Structural shrinkage of nonparametric spectral estimators for multivariate time series

TL;DR

This paper introduces a structural shrinkage method for nonparametric spectral estimators of multivariate time series, improving stability and accuracy by leveraging factor-induced spectral structure without explicit factor modeling.

Contribution

It proposes a model-free, asymptotically optimal linear combination of smoothed periodogram and a parametric estimator based on underfitting factor models.

Findings

Shrinkage improves numerical stability of spectral estimators.

Eigenvalue shrinkage reduces mean squared error.

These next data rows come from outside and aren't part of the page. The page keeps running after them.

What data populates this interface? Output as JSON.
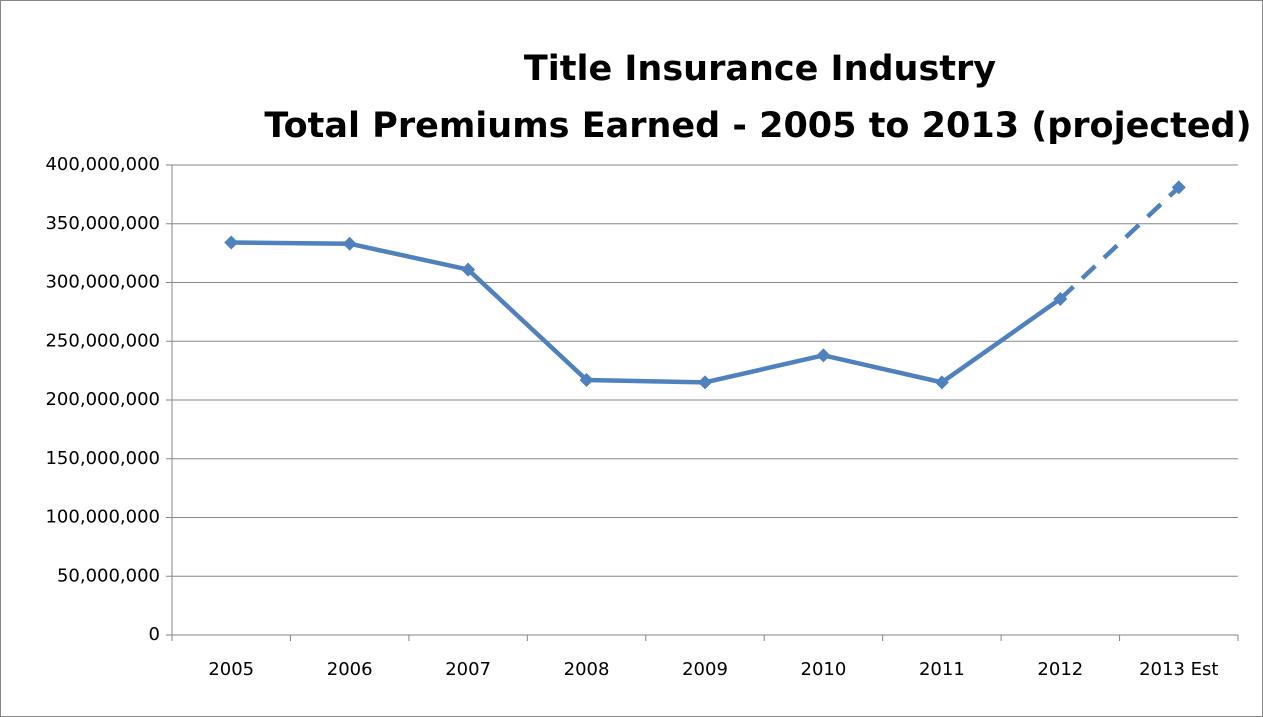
{
  "chart_data": {
    "type": "line",
    "title": [
      "Title Insurance Industry",
      "Total Premiums Earned - 2005 to 2013 (projected)"
    ],
    "categories": [
      "2005",
      "2006",
      "2007",
      "2008",
      "2009",
      "2010",
      "2011",
      "2012",
      "2013 Est"
    ],
    "values": [
      334000000,
      333000000,
      311000000,
      217000000,
      215000000,
      238000000,
      215000000,
      286000000,
      381000000
    ],
    "color": "#4f81bd",
    "dashed_last_segment": true,
    "ylim": [
      0,
      400000000
    ],
    "yticks": [
      0,
      {
        "value": 50000000,
        "label": "50,000,000"
      },
      {
        "value": 100000000,
        "label": "100,000,000"
      },
      {
        "value": 150000000,
        "label": "150,000,000"
      },
      {
        "value": 200000000,
        "label": "200,000,000"
      },
      {
        "value": 250000000,
        "label": "250,000,000"
      },
      {
        "value": 300000000,
        "label": "300,000,000"
      },
      {
        "value": 350000000,
        "label": "350,000,000"
      },
      {
        "value": 400000000,
        "label": "400,000,000"
      }
    ],
    "grid": true
  }
}
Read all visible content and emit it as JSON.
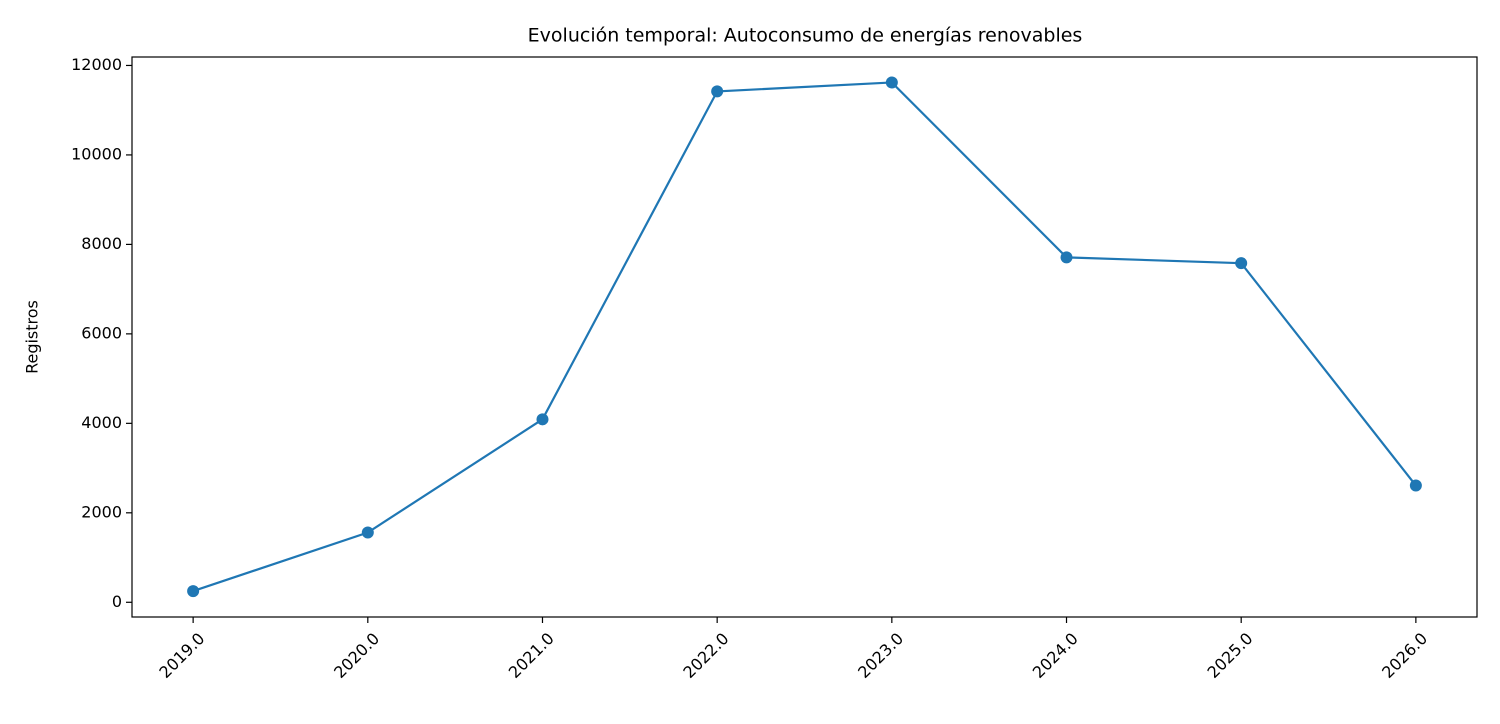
{
  "chart_data": {
    "type": "line",
    "title": "Evolución temporal: Autoconsumo de energías renovables",
    "y_label": "Registros",
    "x": [
      2019,
      2020,
      2021,
      2022,
      2023,
      2024,
      2025,
      2026
    ],
    "series": [
      {
        "name": "Registros",
        "color": "#1f77b4",
        "values": [
          250,
          1560,
          4090,
          11420,
          11620,
          7710,
          7580,
          2610
        ]
      }
    ],
    "xlim": [
      2018.65,
      2026.35
    ],
    "xticks": [
      {
        "value": 2019,
        "label": "2019.0"
      },
      {
        "value": 2020,
        "label": "2020.0"
      },
      {
        "value": 2021,
        "label": "2021.0"
      },
      {
        "value": 2022,
        "label": "2022.0"
      },
      {
        "value": 2023,
        "label": "2023.0"
      },
      {
        "value": 2024,
        "label": "2024.0"
      },
      {
        "value": 2025,
        "label": "2025.0"
      },
      {
        "value": 2026,
        "label": "2026.0"
      }
    ],
    "ylim": [
      -329,
      12189
    ],
    "yticks": [
      0,
      2000,
      4000,
      6000,
      8000,
      10000,
      12000
    ],
    "grid": false
  }
}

Structural shrinkage outperforms traditional methods in simulations.

Abstract

In this paper we investigate the performance of periodogram based estimators of the spectral density matrix of possibly high-dimensional time series. We suggest and study shrinkage as a remedy against numerical instabilities due to deteriorating condition numbers of (kernel) smoothed periodogram matrices. Moreover, shrinking the empirical eigenvalues in the frequency domain towards one another also improves at the same time the Mean Squared Error (MSE) of these widely used nonparametric spectral estimators. Compared to some existing time domain approaches, restricted to i.i.d. data, in the frequency domain it is necessary to take the size of the smoothing span as "effective or local sample size" into account. While B\"{o}hm and von Sachs (2007) proposes a multiple of the identity matrix as optimal shrinkage target in the absence of knowledge about the multidimensional structure of the data, here we consider "structural" shrinkage. We assume that the spectral structure of the data is induced by underlying factors. However, in contrast to actual factor modelling suffering from the need to choose the number of factors, we suggest a model-free approach. Our final estimator is the asymptotically MSE-optimal linear combination of the smoothed periodogram and the parametric estimator based on an underfitting (and hence deliberately misspecified) factor model. We complete our theoretical considerations by some extensive simulation studies. In the situation of data generated from a higher-order factor model, we compare all four types of involved estimators (including the one of B\"{o}hm and von Sachs (2007)).